Re:三題噺【第24回】 エピローグ(10/14)  
ムッティ138  さん
遼介と鈴香だけでなく、あの2枚の絵もこれからは仲良く寄り添っていくんですね。平蔵お祖父ちゃんは亡くなってしまったけれど、新しい命の登場のお陰で、穏やかな気持ちで読み終えられました。…あぁ、終わっちゃったんですね~。
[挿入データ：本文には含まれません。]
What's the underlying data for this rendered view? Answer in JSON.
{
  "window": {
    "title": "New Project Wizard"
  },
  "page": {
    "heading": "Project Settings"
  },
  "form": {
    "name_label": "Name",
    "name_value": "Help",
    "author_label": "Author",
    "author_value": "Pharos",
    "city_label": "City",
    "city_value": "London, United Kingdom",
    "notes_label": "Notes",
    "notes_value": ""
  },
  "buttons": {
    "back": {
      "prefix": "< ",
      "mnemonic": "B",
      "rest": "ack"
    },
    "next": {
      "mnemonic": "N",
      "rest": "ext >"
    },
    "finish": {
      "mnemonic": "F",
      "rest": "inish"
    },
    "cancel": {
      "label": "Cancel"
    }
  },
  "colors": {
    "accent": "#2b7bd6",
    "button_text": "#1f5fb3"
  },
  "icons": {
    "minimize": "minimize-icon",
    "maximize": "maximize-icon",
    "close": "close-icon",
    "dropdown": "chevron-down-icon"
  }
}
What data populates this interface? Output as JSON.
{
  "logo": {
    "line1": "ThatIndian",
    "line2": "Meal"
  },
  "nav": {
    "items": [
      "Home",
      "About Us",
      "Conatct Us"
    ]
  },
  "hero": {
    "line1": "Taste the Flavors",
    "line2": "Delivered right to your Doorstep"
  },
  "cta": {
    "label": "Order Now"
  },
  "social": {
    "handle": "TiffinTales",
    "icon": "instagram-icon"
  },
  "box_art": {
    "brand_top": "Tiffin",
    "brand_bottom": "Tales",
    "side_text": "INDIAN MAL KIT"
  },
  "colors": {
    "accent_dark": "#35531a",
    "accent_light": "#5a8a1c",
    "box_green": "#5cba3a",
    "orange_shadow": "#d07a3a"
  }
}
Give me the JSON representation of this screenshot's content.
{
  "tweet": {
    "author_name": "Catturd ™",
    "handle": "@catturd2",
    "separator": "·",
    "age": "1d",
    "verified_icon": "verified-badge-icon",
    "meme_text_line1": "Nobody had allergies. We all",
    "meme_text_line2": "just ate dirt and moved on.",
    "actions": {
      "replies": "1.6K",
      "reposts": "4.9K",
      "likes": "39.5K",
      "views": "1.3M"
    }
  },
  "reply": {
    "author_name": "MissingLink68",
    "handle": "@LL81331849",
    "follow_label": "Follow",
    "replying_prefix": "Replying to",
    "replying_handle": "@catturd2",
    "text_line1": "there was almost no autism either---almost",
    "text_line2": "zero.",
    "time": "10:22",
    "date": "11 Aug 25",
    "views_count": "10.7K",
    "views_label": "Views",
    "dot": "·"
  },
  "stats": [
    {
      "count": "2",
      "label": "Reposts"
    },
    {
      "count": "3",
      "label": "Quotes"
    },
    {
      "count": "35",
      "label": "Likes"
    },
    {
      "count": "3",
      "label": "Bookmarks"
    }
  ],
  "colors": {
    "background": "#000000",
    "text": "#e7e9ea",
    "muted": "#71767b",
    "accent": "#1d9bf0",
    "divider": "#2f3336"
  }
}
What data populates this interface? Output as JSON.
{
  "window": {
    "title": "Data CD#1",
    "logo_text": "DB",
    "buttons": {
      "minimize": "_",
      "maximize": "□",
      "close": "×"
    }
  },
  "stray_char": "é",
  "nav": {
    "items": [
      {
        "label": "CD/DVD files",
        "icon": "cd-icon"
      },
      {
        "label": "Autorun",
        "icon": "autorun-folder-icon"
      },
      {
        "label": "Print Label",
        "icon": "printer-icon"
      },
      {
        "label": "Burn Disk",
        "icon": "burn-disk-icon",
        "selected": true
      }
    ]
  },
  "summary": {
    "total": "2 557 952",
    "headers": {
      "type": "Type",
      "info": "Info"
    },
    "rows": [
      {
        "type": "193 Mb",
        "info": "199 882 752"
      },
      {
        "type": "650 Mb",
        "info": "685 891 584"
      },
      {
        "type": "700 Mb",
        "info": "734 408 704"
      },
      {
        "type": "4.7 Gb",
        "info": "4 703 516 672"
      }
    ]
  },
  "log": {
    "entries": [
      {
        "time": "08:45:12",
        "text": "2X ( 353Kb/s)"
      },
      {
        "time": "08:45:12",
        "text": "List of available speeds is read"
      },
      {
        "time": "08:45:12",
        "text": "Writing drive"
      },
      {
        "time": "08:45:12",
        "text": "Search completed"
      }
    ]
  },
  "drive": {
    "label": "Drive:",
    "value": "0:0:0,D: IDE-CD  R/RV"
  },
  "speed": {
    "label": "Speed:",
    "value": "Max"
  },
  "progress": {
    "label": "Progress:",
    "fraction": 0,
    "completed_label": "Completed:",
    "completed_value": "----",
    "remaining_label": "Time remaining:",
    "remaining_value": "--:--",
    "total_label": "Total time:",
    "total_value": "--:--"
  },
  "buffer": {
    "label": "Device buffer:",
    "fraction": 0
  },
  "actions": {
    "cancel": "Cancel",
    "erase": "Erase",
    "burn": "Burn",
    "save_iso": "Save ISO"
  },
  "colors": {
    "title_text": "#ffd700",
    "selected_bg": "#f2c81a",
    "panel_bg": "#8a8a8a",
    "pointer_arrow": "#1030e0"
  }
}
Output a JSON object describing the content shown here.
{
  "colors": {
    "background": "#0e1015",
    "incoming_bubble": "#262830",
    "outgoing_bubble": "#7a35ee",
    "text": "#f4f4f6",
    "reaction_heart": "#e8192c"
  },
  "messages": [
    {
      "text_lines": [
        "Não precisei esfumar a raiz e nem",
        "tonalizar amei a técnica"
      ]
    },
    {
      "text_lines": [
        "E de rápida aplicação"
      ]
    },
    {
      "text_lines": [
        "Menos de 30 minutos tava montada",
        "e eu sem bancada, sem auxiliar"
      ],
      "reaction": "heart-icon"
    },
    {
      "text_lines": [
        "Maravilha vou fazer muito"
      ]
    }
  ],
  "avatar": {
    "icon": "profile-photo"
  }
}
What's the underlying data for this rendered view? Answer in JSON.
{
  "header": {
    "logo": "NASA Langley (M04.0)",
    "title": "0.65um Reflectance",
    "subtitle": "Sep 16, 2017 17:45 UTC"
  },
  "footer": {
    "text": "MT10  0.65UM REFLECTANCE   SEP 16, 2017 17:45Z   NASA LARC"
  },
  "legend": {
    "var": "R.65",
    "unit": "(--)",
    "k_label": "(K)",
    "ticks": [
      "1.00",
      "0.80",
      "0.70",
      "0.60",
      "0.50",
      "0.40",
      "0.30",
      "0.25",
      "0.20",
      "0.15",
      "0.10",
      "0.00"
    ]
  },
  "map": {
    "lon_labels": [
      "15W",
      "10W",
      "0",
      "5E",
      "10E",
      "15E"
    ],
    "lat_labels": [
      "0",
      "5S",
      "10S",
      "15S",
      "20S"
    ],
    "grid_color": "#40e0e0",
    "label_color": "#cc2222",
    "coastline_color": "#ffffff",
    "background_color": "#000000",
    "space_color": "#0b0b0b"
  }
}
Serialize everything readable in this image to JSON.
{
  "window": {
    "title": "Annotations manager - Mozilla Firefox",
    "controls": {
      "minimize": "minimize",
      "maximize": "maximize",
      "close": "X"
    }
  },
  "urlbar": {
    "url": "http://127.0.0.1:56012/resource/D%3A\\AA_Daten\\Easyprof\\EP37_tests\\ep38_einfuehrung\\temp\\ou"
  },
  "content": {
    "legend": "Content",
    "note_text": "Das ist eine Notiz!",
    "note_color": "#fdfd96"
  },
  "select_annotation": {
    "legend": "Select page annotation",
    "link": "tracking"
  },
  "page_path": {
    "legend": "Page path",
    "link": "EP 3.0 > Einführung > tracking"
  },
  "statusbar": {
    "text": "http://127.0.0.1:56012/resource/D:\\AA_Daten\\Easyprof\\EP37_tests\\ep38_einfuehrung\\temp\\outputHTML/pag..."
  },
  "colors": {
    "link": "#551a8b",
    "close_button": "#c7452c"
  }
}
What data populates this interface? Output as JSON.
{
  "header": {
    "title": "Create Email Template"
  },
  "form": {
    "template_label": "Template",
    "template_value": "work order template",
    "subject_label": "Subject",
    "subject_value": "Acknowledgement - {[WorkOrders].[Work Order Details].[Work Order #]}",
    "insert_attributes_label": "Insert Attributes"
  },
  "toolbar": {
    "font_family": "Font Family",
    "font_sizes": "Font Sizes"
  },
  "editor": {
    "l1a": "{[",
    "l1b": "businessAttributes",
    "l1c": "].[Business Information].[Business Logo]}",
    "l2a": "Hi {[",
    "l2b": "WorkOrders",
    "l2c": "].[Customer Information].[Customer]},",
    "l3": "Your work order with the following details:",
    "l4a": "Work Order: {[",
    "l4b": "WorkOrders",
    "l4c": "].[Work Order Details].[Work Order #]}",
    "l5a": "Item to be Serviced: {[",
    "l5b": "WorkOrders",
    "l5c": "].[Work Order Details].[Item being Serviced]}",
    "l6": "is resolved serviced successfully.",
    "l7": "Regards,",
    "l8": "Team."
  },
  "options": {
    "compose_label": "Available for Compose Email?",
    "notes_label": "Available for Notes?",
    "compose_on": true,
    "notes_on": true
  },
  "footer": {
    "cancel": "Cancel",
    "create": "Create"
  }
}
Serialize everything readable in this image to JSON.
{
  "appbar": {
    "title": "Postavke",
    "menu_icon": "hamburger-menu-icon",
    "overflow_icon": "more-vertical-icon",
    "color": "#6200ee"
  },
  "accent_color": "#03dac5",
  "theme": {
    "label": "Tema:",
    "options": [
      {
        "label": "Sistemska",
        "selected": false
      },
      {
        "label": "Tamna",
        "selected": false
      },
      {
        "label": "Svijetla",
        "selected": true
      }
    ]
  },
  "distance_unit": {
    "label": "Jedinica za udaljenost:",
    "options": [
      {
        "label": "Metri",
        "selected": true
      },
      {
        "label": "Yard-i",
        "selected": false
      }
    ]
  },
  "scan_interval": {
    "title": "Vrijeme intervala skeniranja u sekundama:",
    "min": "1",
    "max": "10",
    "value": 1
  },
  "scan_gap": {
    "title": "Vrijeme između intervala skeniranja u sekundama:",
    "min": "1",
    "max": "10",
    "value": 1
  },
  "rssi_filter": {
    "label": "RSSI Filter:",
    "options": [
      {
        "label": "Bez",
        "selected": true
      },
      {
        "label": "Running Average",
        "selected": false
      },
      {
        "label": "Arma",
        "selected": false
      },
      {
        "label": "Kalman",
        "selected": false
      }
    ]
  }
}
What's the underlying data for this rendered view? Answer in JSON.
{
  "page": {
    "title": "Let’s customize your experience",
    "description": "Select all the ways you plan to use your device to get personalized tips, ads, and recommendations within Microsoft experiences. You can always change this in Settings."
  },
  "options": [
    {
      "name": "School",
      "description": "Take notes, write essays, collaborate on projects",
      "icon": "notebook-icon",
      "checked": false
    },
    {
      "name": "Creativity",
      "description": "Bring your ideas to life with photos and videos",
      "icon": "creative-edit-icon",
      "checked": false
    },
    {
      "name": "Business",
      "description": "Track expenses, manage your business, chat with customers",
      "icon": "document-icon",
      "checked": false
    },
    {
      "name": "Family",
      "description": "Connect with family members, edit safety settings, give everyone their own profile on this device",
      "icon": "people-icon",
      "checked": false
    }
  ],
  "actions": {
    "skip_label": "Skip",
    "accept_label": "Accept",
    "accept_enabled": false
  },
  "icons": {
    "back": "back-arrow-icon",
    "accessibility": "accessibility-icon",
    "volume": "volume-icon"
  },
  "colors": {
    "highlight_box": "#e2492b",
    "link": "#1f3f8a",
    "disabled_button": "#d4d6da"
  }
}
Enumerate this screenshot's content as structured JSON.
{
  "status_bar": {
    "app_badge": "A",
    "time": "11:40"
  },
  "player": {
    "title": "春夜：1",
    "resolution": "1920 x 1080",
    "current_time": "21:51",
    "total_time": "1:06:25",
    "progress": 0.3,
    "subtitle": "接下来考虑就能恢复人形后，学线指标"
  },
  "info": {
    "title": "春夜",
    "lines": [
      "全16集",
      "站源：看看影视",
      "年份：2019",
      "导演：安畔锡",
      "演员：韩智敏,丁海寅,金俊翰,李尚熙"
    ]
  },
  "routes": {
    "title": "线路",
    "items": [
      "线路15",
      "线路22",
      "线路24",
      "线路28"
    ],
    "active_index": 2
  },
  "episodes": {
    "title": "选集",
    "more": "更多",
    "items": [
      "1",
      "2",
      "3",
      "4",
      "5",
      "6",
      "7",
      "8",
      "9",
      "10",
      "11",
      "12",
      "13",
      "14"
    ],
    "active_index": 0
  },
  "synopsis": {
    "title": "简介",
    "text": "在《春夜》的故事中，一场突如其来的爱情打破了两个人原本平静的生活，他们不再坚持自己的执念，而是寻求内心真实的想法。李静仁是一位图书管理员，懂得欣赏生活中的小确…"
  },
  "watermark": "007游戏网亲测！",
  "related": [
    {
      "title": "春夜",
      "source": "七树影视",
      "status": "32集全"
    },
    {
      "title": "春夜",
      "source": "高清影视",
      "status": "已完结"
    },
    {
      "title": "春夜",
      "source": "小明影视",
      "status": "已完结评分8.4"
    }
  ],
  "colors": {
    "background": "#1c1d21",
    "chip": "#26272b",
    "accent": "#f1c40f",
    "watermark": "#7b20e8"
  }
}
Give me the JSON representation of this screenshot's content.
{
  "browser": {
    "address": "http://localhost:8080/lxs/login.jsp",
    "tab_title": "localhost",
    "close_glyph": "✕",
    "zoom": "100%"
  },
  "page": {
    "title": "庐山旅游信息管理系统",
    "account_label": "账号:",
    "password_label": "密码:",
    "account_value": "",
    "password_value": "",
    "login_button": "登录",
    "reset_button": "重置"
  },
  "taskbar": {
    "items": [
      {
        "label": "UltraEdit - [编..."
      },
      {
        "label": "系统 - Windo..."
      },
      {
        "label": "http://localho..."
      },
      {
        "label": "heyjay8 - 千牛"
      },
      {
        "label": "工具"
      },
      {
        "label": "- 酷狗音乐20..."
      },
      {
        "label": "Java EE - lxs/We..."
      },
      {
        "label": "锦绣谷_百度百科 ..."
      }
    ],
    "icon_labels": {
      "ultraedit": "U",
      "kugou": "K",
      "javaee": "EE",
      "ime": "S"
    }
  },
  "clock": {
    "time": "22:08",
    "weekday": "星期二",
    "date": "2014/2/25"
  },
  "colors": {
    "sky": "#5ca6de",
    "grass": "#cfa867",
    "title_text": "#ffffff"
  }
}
さびしー。 (Oct 15, 2009 12:03:07 AM)

&・・・  
水田7139  さん
読了感がとてもすがすがしいです
なんか,すーっと秋の空気の中に出たような感じです

&…いい文字ですね

連載,お疲れ様でした。
ありがとうございました。

(Oct 15, 2009 05:43:21 AM)

Re:三題噺【第24回】 エピローグ(10/14)  
ちゃと屋  さん
素敵なハッピーエンドですね♪ほっこりしました^^
鈴香と遼介、鈴香とおじいちゃんの間に流れた10年ってどんな感じだったんだろうって、想像しちゃいました

黒猫・博物館・花火でこんなに素晴らしいストーリーを作っていただき、ありがとうございました☆ (Oct 15, 2009 06:11:06 AM)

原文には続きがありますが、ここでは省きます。